Tell us about the idea behind the book?

It’s hard being a woman, even today. In this 21st century modern world, women are still oppressed and violated, sometimes blatantly and brazenly and sometimes in covert, insidious ways. There are so many of us who are still denied the right and/or the power to make our own choices, whether it is about the work we want to train for and do, the person we want to be with, the way we want to live, the socio-political conventions that we may want to step away from, new ones that we may want to embrace etc. And for many of us who nevertheless follow our own will and live our own lives simply as we see right for ourselves, there are costs that we are called to pay, sometimes brutal costs. They are the costs of patriarchy.
That continues to disturb me. And it is that which forms the central theme of this book.

How much time it took in the process of writing?

It took a little less than a year to finish the first draft, that too because I didn’t write continuously. I would wait for the story to develop on its own and then write it. A while after that first draft, I revisited it, and rewrote parts.

What did the process of writing this book teach you?

That being able to feel another’s emotions, joy and pain, fear and hope, love and loss, is a human privilege, one that comes from our power of empathy. We should cherish it, nurture it, celebrate it.

What inspired you to write this book?

It was very spontaneous, the way in which the story came to me, its lead personalities, the twists and turns, the movements through time. So I can’t pinpoint an exact source of inspiration as such, but I could say that the story is my response as a creative writer to the times we live in, the issues we face as a society, and the power of ordinary individuals to struggle and triumph fired by their own undying resilience.

5 books one must read in lifetime

Why just 5? There are so many!
The last book I just finished reading is extremely powerful, superbly insightful, it should be prescribed reading for everyone, I believe. Girl, Woman, Other by Bernadine Evaristo. 

A book that had an impact on you, which helped you in writing this one?

Again, I can’t pick one. Everything I’ve read over the years must have impacted me, both in the questions that have been asked and the structure of the art of story-telling. But while writing Being Good Enough, I stopped reading everything else. I did not want my voice to be influenced by another’s.

Tell us about your publishing journey in 5 words.

Hard, until I met Suhail (Mathur).

 A quote, para from the book that inspires you?

 Not inspiring exactly, but I feel it’s very true and, unfortunately, relevant. Jyoti, the protagonist’s words: “But then the world as I’ve seen it is extremely cruel. No, infinitely cruel. Your own people have a capacity for that cruelty, an appetite for it, that is what I’ve learned.”

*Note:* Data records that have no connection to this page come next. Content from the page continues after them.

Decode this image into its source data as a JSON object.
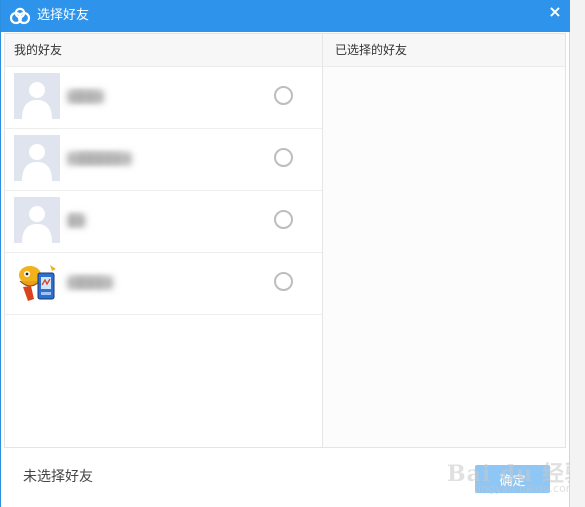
{
  "window": {
    "title": "选择好友",
    "close_label": "×",
    "accent_color": "#2e94eb"
  },
  "left_column": {
    "header": "我的好友",
    "friends": [
      {
        "name": "▇▇▇▇",
        "avatar": "default-avatar"
      },
      {
        "name": "▇▇▇▇▇▇▇",
        "avatar": "default-avatar"
      },
      {
        "name": "▇▇",
        "avatar": "default-avatar"
      },
      {
        "name": "▇▇▇▇▇",
        "avatar": "cartoon-avatar"
      }
    ]
  },
  "right_column": {
    "header": "已选择的好友"
  },
  "footer": {
    "status": "未选择好友",
    "confirm_label": "确定"
  },
  "watermark": {
    "brand": "Bai du 经验",
    "url": "jingyan.baidu.com"
  }
}
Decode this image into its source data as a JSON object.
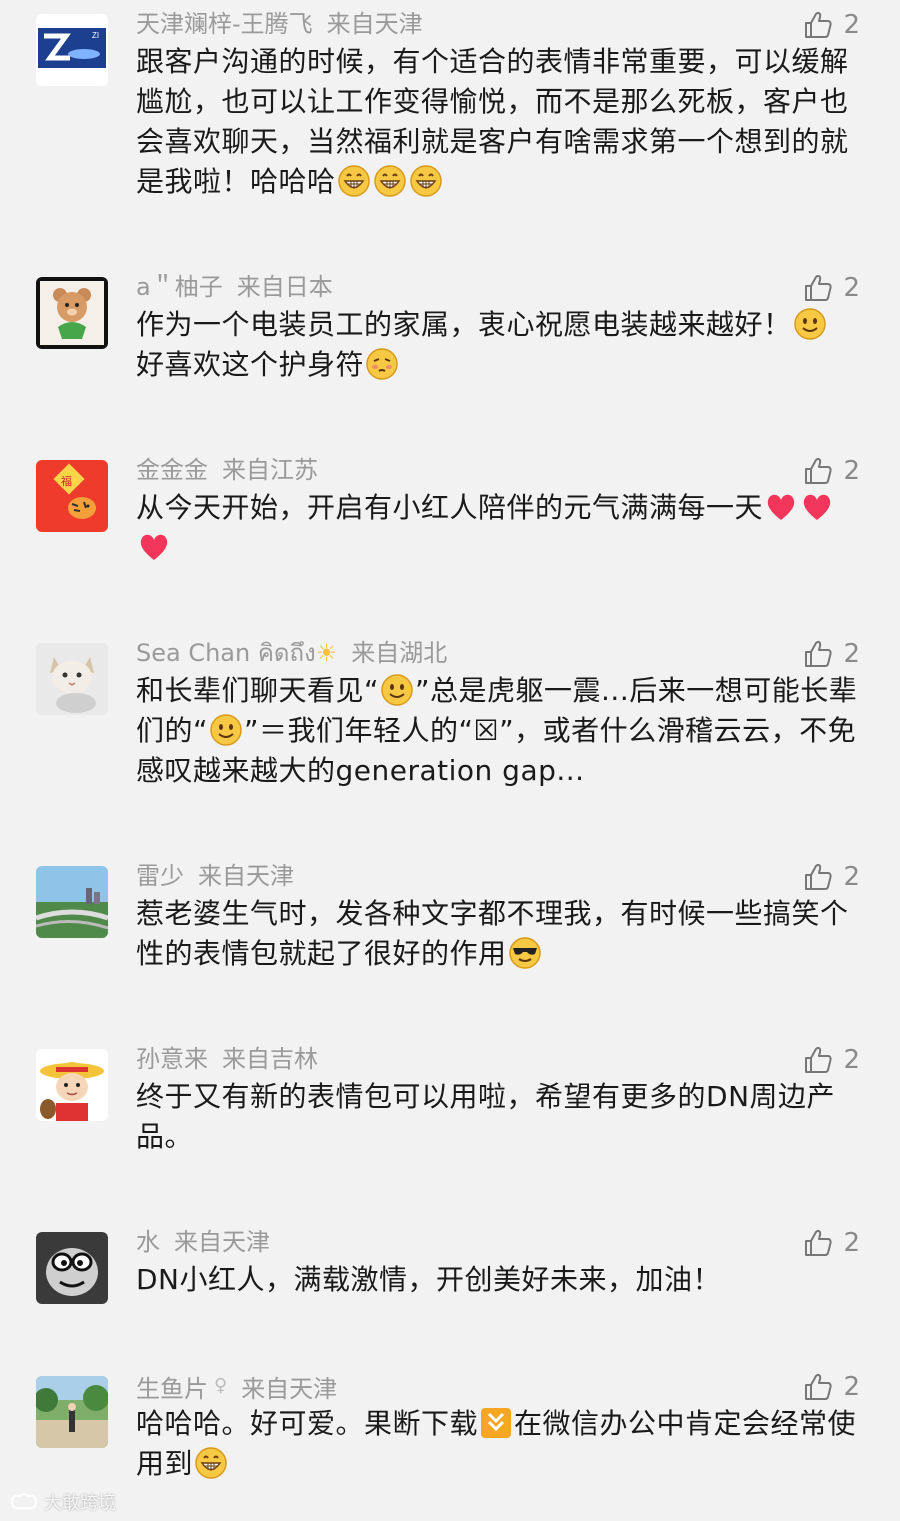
{
  "comments": [
    {
      "user": "天津斓梓-王腾飞",
      "location": "来自天津",
      "likes": "2",
      "avatar_icon": "z-logo-avatar",
      "text_parts": [
        "跟客户沟通的时候，有个适合的表情非常重要，可以缓解尴尬，也可以让工作变得愉悦，而不是那么死板，客户也会喜欢聊天，当然福利就是客户有啥需求第一个想到的就是我啦！哈哈哈"
      ],
      "emoji": [
        "grin-emoji",
        "grin-emoji",
        "grin-emoji"
      ]
    },
    {
      "user": "a＂柚子",
      "location": "来自日本",
      "likes": "2",
      "avatar_icon": "teddy-bear-avatar",
      "text_parts": [
        "作为一个电装员工的家属，衷心祝愿电装越来越好！",
        "好喜欢这个护身符"
      ],
      "emoji": [
        "smile-emoji",
        "shy-emoji"
      ]
    },
    {
      "user": "金金金",
      "location": "来自江苏",
      "likes": "2",
      "avatar_icon": "tiger-card-avatar",
      "text_parts": [
        "从今天开始，开启有小红人陪伴的元气满满每一天"
      ],
      "emoji": [
        "heart-emoji",
        "heart-emoji",
        "heart-emoji"
      ]
    },
    {
      "user": "Sea Chan คิดถึง",
      "location": "来自湖北",
      "likes": "2",
      "avatar_icon": "cat-avatar",
      "text_parts": [
        "和长辈们聊天看见“",
        "”总是虎躯一震...后来一想可能长辈们的“",
        "”＝我们年轻人的“☒”，或者什么滑稽云云，不免感叹越来越大的generation gap..."
      ],
      "emoji": [
        "smile-emoji",
        "smile-emoji"
      ]
    },
    {
      "user": "雷少",
      "location": "来自天津",
      "likes": "2",
      "avatar_icon": "city-avatar",
      "text_parts": [
        "惹老婆生气时，发各种文字都不理我，有时候一些搞笑个性的表情包就起了很好的作用"
      ],
      "emoji": [
        "sunglasses-emoji"
      ]
    },
    {
      "user": "孙意来",
      "location": "来自吉林",
      "likes": "2",
      "avatar_icon": "cartoon-boy-avatar",
      "text_parts": [
        "终于又有新的表情包可以用啦，希望有更多的DN周边产品。"
      ],
      "emoji": []
    },
    {
      "user": "水",
      "location": "来自天津",
      "likes": "2",
      "avatar_icon": "cartoon-face-avatar",
      "text_parts": [
        "DN小红人，满载激情，开创美好未来，加油！"
      ],
      "emoji": []
    },
    {
      "user": "生鱼片",
      "location": "来自天津",
      "likes": "2",
      "avatar_icon": "outdoor-photo-avatar",
      "text_parts": [
        "哈哈哈。好可爱。果断下载",
        "在微信办公中肯定会经常使用到"
      ],
      "emoji": [
        "download-emoji",
        "grin-emoji"
      ]
    }
  ],
  "watermark": "大敢跨境",
  "colors": {
    "background": "#f2f2f2",
    "meta_text": "#9a9a9a",
    "body_text": "#1a1a1a"
  }
}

Tell us about your future plans? Planning a new book?

Yes, I’m writing it actually. It’s a novel and it revolves around men and women belonging mostly to the field of Indian music, gravitating towards each other and then pulling apart, about the ties of family, their fragility and strength, and again the challenges that women particularly face.

What is literary success for you?

If a reader connects with what I have written, I have succeeded. My stories come from my churning of ideas, emotions, experiences, all fuelled further by my imagination, and they may not exactly reflect the world that the reader is personally familiar with. No matter, as long as the reader accepts that the world I am writing about is also real, that its issues are valid, and that the questions I have raised are worth reflecting over. Then my job as a writer is done.

 A message for all the readers.

Don’t ever stop reading. That book in your hands connects you intimately with the writer, with the worlds and people she has brought to you, all seen through her lens, and with her heart and soul poured into it. Savour her words, hear her thoughts, understand them, reflect over them and if you accept them, allow them to seep into yours.